Precovers, localizations, and stable homotopy (Q953478)

A category \(\mathcal E\) is Frobenius if it is an exact category, the classes of injective and projective objects coincide, and for all \(X\) there is a deflation (an analogue of epic) \(P(X)\to X\) and an inflation (an analogue of monic) \(X\to I(X)\), and both \(P(X)\) and \(I(X)\) are in the category of pro/injective objects. The author calls \(P(X)\) a projective cover of \(X\) and \(I(X)\) an injective hull of \(X\).
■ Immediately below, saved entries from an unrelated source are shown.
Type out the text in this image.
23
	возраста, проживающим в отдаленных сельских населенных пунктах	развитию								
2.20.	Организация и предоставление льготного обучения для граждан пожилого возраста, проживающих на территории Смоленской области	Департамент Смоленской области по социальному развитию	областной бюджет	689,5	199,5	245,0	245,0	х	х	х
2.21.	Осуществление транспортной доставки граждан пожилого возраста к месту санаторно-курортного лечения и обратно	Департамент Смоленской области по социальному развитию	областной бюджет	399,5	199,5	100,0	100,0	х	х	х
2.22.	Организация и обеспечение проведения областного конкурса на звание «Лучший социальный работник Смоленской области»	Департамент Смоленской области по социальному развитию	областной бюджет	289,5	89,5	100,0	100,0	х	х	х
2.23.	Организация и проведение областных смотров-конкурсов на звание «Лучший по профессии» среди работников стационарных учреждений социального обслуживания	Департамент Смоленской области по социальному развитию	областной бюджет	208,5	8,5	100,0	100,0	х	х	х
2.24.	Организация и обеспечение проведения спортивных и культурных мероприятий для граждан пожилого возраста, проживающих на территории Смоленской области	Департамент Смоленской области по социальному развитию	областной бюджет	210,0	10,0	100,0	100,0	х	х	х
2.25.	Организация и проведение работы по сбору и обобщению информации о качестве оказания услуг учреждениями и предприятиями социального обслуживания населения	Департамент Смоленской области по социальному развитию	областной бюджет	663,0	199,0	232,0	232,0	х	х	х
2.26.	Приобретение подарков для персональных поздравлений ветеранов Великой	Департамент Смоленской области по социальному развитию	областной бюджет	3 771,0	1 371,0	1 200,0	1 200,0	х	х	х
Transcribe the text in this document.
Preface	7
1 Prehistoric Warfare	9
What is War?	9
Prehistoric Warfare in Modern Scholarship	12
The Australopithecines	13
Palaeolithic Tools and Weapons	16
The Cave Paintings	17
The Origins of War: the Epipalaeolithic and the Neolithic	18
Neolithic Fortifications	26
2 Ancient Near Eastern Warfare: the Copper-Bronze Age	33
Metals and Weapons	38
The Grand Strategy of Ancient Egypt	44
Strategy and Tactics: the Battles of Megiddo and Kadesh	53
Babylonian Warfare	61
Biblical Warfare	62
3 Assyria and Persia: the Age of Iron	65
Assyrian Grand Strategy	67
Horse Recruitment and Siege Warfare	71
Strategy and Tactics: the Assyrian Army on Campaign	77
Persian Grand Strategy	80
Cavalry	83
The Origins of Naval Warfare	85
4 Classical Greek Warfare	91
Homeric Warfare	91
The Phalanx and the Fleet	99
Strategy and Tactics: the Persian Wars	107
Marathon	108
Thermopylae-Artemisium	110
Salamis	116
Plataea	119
For a triangulated category \(\mathcal T\) of \(\mathcal E\), the author constructs a homotopy approximation of a resolution in \(\mathcal T\) and objects \(L_i\in\mathcal T\). Given a class of objects \(\mathcal R\) in \(\mathcal E\) which is a precovering class in \(\mathcal E\), is closed under shifts in \(\mathcal T\) and such that, for every \(R\in\mathcal R\), the injective hull \(I(R)\in\mathcal R\); let \(X\) be an object in \(\mathcal E\) with finite \(\mathcal R\)-dimension, the main result then states that there is an isomorphism of the morphism sets: \(\mathcal T(R, L_0)\cong \mathcal T(R,X)\), for every \(R\in\mathcal R\). Furthermore, if it is assumed that every object in \(\mathcal T\) has finite \(\mathcal R\)-dimension and if \(\mathcal S\) denotes the smallest full localizing subcategory of \(\mathcal T\) that contains \(\mathcal R\), then the inclusion functor \(i:\mathcal S\to \mathcal T\) has a right adjoint \(i'\). The original motivation for this construction came from modular representation theory and the author gives some examples that illustrate uses of these localization theorems.